Stoodley had reached out to the clerk of the House of Assembly over the summer, to give notice that she was pregnant and the wheels were set in motion to allow children to join their parents on the job. The Department of Transportation and Works also added change tables to the washrooms.

The legislative change, to allow babies on the House of Assembly floor, was unanimously approved in mid-September, and Stoodley received a standing ovation after her speech. 

While Alexander got to watch question period from the floor, Premier Andrew Furey did not. While he won the byelection in Humber-Gros Morne district on Oct. 6, he has not yet been sworn in as an MHA. 

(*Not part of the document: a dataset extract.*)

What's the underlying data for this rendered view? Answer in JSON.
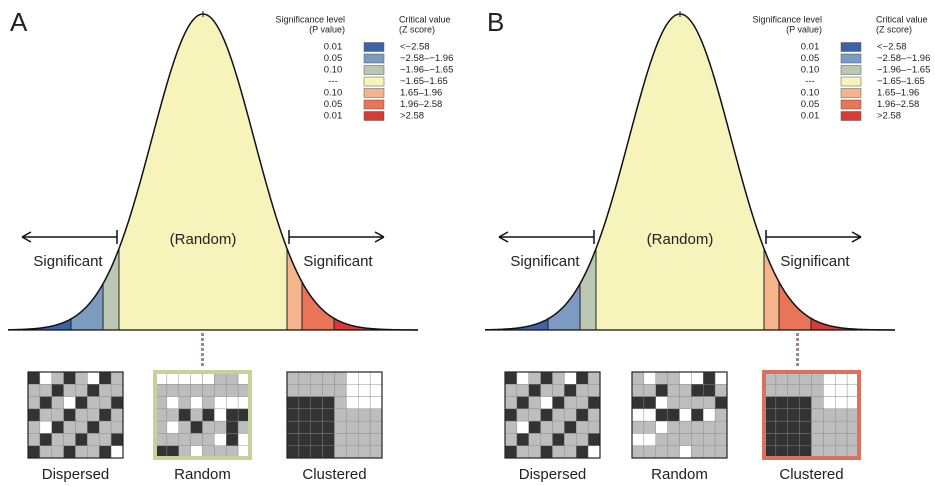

The earliest that could happen is Thursday, because the results are published in the Gazette 12 clear days after the official count of the votes in the byelection, according to Bruce Chaulk, commissioner of legislative standards.  

The official count was Oct. 9. 

The details of Furey's swearing-in ceremony are expected to be available in the next day or two, his office said. 

Speaker on 'schoolgirl' comment

House Speaker Scott Reid kicked off Monday's legislative session by addressing a controversy that simmered last week.

He ruled that Conception Bay South MHA Barry Petten did not breach privilege when he referred to MHA Lisa Dempster as "cackling … like a schoolgirl."

The incident happened during a debate of a private member's motion to push the next general election to October 2021. 

Petten said Dempster, whose cabinet duties include the status of women portfolio, was "cackling over there like a schoolgirl."

Dempster called out Petten the next day, in an emotional speech delivered ahead of question period. 

"Using the term 'schoolgirl,' with the intent to belittle, condescend and scold was wrong, and it was a breach of privilege," Dempster said, her voice breaking at times. 

"The words we choose impact our attitudes, actions and behaviour toward women."

Premier Andrew Furey is watching the proceedings of the House of Assembly, because he is not permitted on the floor just yet. (Mark Quinn/CBC)

Petten apologized after Dempster's statement, as he had the prior day.  

"I do offer my sincere apologies. That's not who I am. I do feel very unfortunate that she feels that way, and I do withdraw my remarks."

Usually, when a MHA apologizes and withdraws remarks the matter is over, Reid said last week, but he wanted to review the transcripts and look into the issue further. 

While no breach of privilege happened and Petten already apologized, Reid noted, he urged MHAs to be respectful of eachother. 

"I ask all honourable members to examine the language they use in the House and to ensure it is temperate, appropriate and respectful," Reid said.